Abelian Varieties with $p$-rank Zero

TL;DR

This paper generalizes classical theorems on elliptic curves to higher-dimensional abelian varieties with complex multiplication, classifying their reduction types and providing algorithms for constructing special supersingular varieties.

Contribution

It extends Deuring and Goren's theorems to higher dimensions, classifies $p$-torsion structures, and develops algorithms for constructing supersingular abelian varieties.

Findings

Classified $p$-torsion group schemes for 3-dimensional CM abelian varieties.

Provided algorithms to construct supersingular non-superspecial and superspecial varieties.

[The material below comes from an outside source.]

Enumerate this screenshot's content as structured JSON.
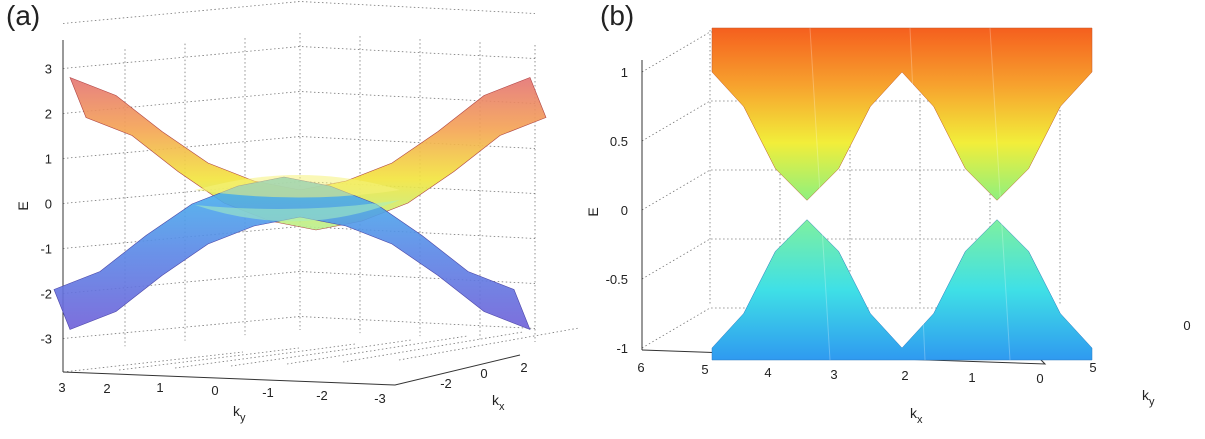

Showed all such varieties have non-integer endomorphisms of small degree.

Abstract

There is a well known theorem by Deuring which gives a criterion for when the reduction of an elliptic curve with complex multiplication (CM) by the ring of integers of an imaginary quadratic field has ordinary or supersingular reduction. We generalise this and a similar theorem by Goren in dimension 2, and classify the $p$-torsion group scheme of the reduction of 3-dimensional abelian varieties with CM by the ring of integers of a cyclic sextic CM field. We also prove a theorem in arbitrary dimension $g$ that distinguishes ordinary and superspecial reduction for abelian varieties with CM by a cyclic CM field of degree $2g$. As an application, we give algorithms to construct supersingular non-superspecial, and superspecial abelian varieties of dimension 2 (surfaces) and dimension 3, and show that all such varieties have non-integer endomorphisms of small degree.